In tali registri per ciascun incasso e spesa occorre indicare i dati previsti al comma 2 del citato articolo 18.

Sono validi ai fini dell’obbligo i registri tenuti ai fini IVA a condizione che vengano iscritte separate annotazioni delle operazioni non soggette a registrazione IVA.

In tal caso, se l’incasso o il pagamento non sia avvenuto nell’anno di registrazione, nei registri deve essere riportato l’importo complessivo dei mancati incassi o pagamenti con indicazione delle fatture cui le operazioni si riferiscono.

Al momento in cui vengono incassati o pagati, i ricavi percepiti e i costi sostenuti devono essere annotati separatamente nei registri stessi, indicando il documento contabile già registrato ai fini IVA.

 

CRITERIO DELLA REGISTRAZIONE

Il comma 5 dell’art. 18 prevede che i contribuenti possono optare, con vincolo per almeno un triennio, per la tenuta dei registri IVA senza annotazione degli incassi e pagamenti, fermo restando l’obbligo della separata annotazione delle operazioni non soggette a registrazione ai fini IVA.
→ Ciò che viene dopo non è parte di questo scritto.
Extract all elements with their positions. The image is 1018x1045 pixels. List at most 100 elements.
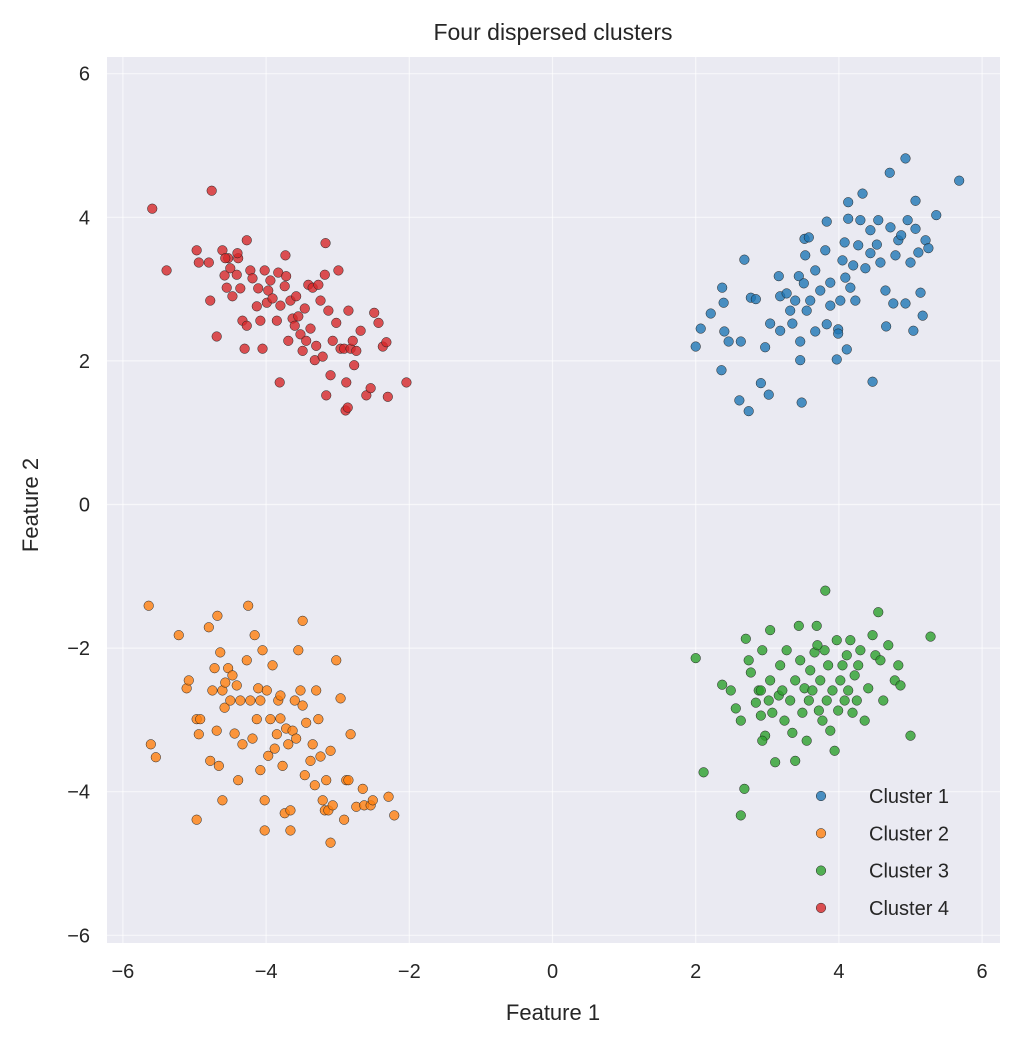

In tal caso, si presume che la data di registrazione dei documenti nei registri IVA coincida con quella in cui è intervenuto il relativo incasso o pagamento.

 

PROVVEDIMENTO ATTUATIVO

L’articolo 1, comma 23 della Legge di Bilancio 2017 prevede che possono essere adottate disposizioni attuative con decreto del Ministro dell’economia e delle finanze, entro trenta giorni dalla data di entrata in vigore della legge.